Yanguas explica que, a diferencia de sus madres o abuelas, las generaciones actuales han tenido proyectos de vida personales al margen de la familia. Esto genera una expectativa diferente sobre los cuidados en la vejez. Muchas mujeres, que han sido cuidadoras, no desean trasladar esa responsabilidad a sus hijos, argumentando las dificultades que enfrentan las generaciones jóvenes (acceso a la vivienda, precariedad laboral, etc.) y sin querer ser una carga adicional.
“"Vienen realidades muy aisladas y vejeces muy largas; necesitamos planificar pero da miedo pensarlo"

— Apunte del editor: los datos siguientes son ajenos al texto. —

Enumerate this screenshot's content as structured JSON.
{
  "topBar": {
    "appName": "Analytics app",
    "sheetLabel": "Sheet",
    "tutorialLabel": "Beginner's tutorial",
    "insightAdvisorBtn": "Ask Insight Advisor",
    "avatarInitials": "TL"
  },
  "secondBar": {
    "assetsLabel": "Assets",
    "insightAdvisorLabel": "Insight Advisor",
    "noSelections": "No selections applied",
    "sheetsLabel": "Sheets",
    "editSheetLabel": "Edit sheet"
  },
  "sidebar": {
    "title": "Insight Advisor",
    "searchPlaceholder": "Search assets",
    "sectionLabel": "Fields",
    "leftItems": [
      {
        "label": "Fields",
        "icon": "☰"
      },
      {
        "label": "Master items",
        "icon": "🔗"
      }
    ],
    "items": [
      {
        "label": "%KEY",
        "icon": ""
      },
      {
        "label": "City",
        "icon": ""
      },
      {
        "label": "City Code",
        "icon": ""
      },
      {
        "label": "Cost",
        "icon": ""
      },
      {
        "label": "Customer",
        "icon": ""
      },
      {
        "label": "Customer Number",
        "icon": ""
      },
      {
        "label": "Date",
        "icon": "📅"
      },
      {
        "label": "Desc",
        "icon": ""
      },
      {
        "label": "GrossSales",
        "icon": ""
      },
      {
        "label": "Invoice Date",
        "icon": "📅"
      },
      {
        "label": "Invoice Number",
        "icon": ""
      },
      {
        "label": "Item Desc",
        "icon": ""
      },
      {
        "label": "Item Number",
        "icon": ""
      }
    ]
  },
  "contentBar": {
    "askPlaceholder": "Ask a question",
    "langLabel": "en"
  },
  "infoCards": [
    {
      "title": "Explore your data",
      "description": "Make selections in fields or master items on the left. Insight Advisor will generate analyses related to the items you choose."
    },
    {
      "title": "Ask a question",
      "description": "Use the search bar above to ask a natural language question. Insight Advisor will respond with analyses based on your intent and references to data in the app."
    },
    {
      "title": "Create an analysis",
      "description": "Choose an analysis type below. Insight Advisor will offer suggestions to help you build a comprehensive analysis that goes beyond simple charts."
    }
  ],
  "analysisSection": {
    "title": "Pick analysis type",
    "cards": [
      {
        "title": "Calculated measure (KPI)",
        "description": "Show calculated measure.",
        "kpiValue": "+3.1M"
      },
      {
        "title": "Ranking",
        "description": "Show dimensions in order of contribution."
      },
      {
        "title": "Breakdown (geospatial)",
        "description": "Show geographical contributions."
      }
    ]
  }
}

Ante este panorama, la tecnología puede ser una aliada, pero no la solución definitiva. Yanguas aboga por combinar la innovación en servicios con un enfoque humano y comunitario, reconociendo que el cuidado también implica "la mano amiga". La pirámide demográfica, con menos cuidadores potenciales y realidades familiares complejas (hijos únicos cuidando de múltiples familiares), acentúa la necesidad de preparación.

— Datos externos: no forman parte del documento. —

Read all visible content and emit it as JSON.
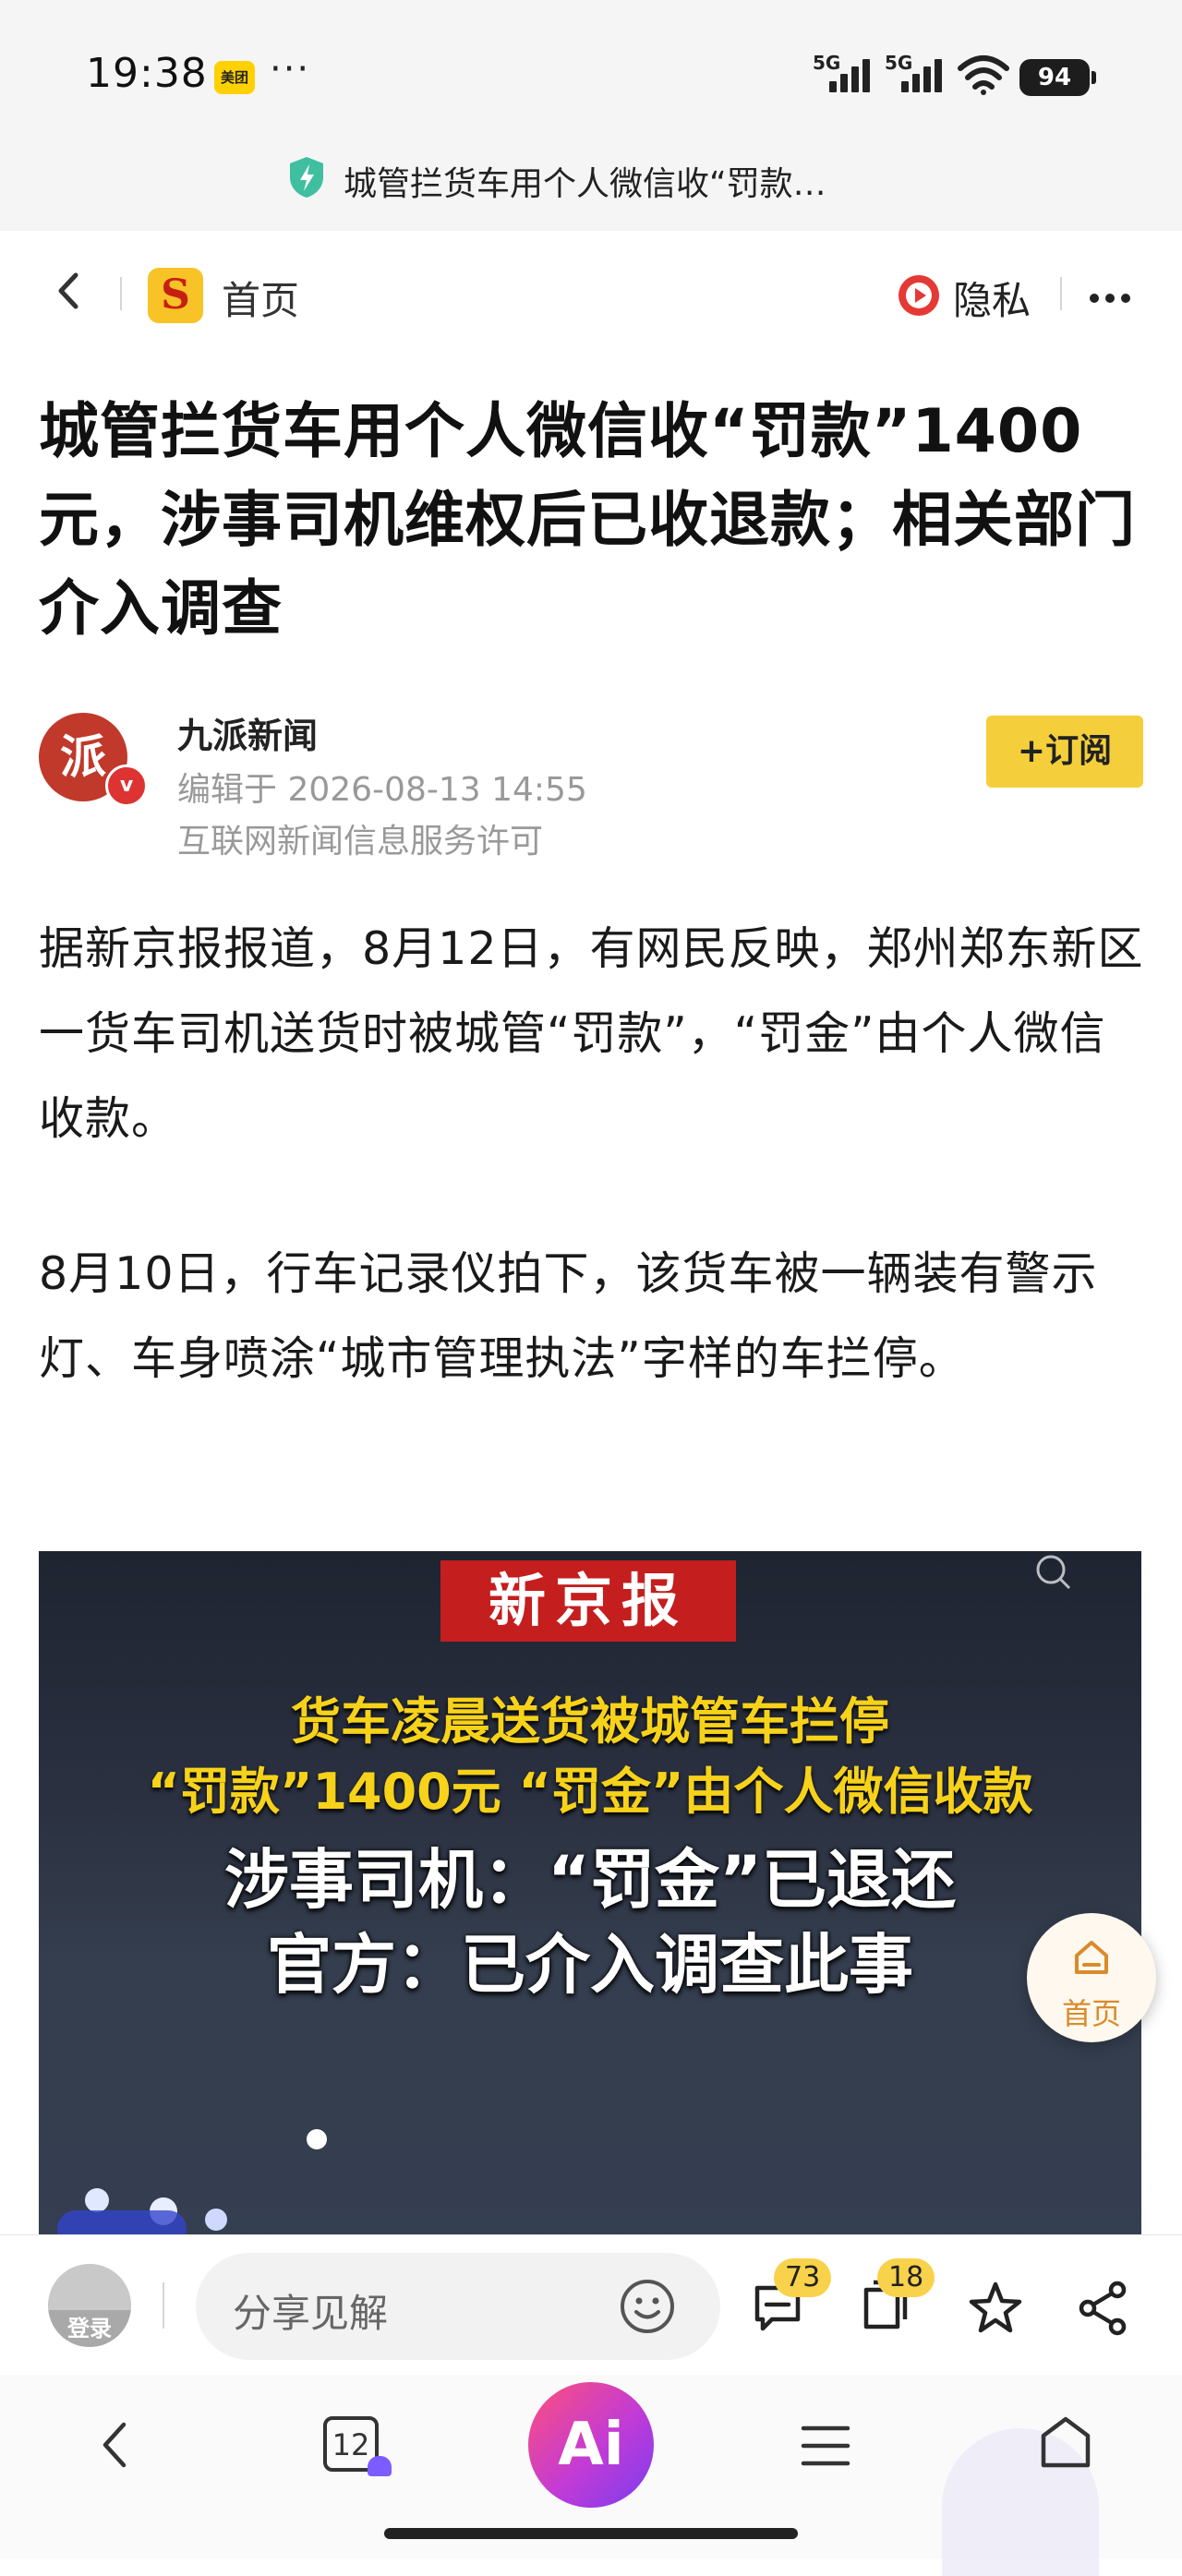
{
  "status_bar": {
    "time": "19:38",
    "app_badge": "美团",
    "dots": "···",
    "sim1": "5G",
    "sim2": "5G",
    "battery": "94"
  },
  "url_bar": {
    "title": "城管拦货车用个人微信收“罚款…",
    "icon": "shield-lightning-icon"
  },
  "header": {
    "logo_letter": "S",
    "home_label": "首页",
    "privacy_label": "隐私"
  },
  "article": {
    "title": "城管拦货车用个人微信收“罚款”1400元，涉事司机维权后已收退款；相关部门介入调查",
    "author": "九派新闻",
    "author_glyph": "派",
    "verified_mark": "v",
    "edit_time": "编辑于 2026-08-13 14:55",
    "license": "互联网新闻信息服务许可",
    "subscribe": "+订阅",
    "paragraphs": [
      "据新京报报道，8月12日，有网民反映，郑州郑东新区一货车司机送货时被城管“罚款”，“罚金”由个人微信收款。",
      "8月10日，行车记录仪拍下，该货车被一辆装有警示灯、车身喷涂“城市管理执法”字样的车拦停。"
    ]
  },
  "video": {
    "source": "新京报",
    "caption_line1": "货车凌晨送货被城管车拦停",
    "caption_line2": "“罚款”1400元  “罚金”由个人微信收款",
    "caption_line3": "涉事司机：“罚金”已退还",
    "caption_line4": "官方：已介入调查此事"
  },
  "float_home": {
    "label": "首页"
  },
  "comment_bar": {
    "login": "登录",
    "placeholder": "分享见解",
    "comment_count": "73",
    "favorite_count": "18"
  },
  "sys_nav": {
    "tabs_count": "12",
    "ai_label": "Ai"
  },
  "colors": {
    "accent_yellow": "#f5cf3b",
    "brand_red": "#c41e1e",
    "caption_yellow": "#f7d21a"
  }
}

Una jubilación que puede durar entre un cuarto y un tercio de la vida exige una planificación que va más allá de lo económico. "Necesitamos planificar un poco esas vejeces; ponerles un poco de norte para que tengan sentido pese a las situaciones frágiles a las que se enfrentan y poder percibir calidad de vida", señala el experto. Esto incluye definir cómo queremos ser cuidados y cómo queremos relacionarnos con nuestros hijos en esta etapa.
“"Tenemos que aprender que la soledad es parte de la condición humana"
Finalmente, Yanguas aborda la soledad no deseada, proponiendo un cambio de narrativa: en lugar de tratarla como una enfermedad o un simple problema de falta de compañía, debemos aprender a "habitarla" y a vivir con ella, capacitando a las personas para gestionar esta parte inherente de la condición humana.